Around midnight I woke with this dream:

Jesus comforted me.

And later:

A light-skinned young couple, devoted to each other, sits on a piano bench. His tapered fingers played the accompaniment to the Jesus hymn they sing, with full voice.

 This pair of consoling dreams empowers me to trust my old body’s continuing diminishment, one day at a time, until my last one. Practicing CPA’s Step I also supports this process with its emphasis upon cultivating an honest relationship with my body. Gentleness is also paramount.

The first dream’s consolation lingers as I compose this blog, despite having no recall of the story—just His loving presence. My spirit brightens; its joy, boundless, a foretaste of what’s to come on the other side of my last breath.
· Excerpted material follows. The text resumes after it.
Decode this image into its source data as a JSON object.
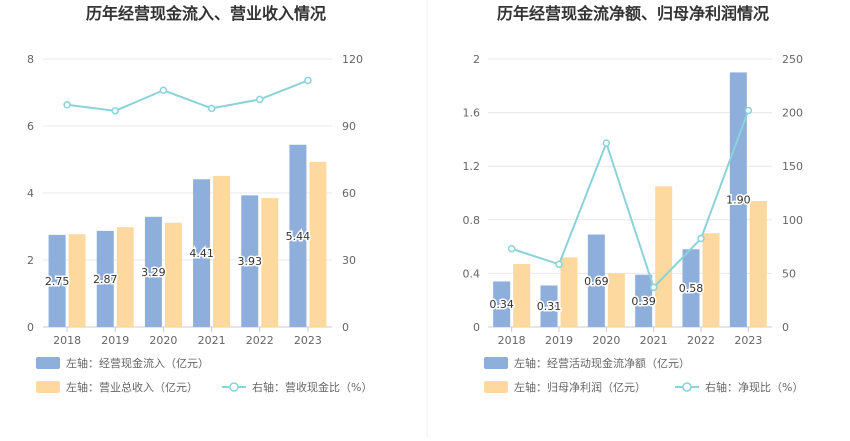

The second dream of the light-skinned young couple heartens me. From the depths of my unconscious comes multifaceted harmony of their genders, of their blended voices, of their willingness to be in relationship, and of their shared faith and trust in Jesus. And on a deeper note, the dream suggests more healing of my racial prejudice, if not its removal altogether. I have wanted this for long years, but have been unable to extricate it from my shadow, it being imprinted since childhood.

And the Jesus hymn envelops my spirit in bliss. If such overtures, fleeting as they are, attest to realities far beyond our kin, what must eternal life be? And we’re all headed there, at least that’s my understanding, like bees swarming to the golden hive. In the meantime, tonight’s dreams remain to be learned from.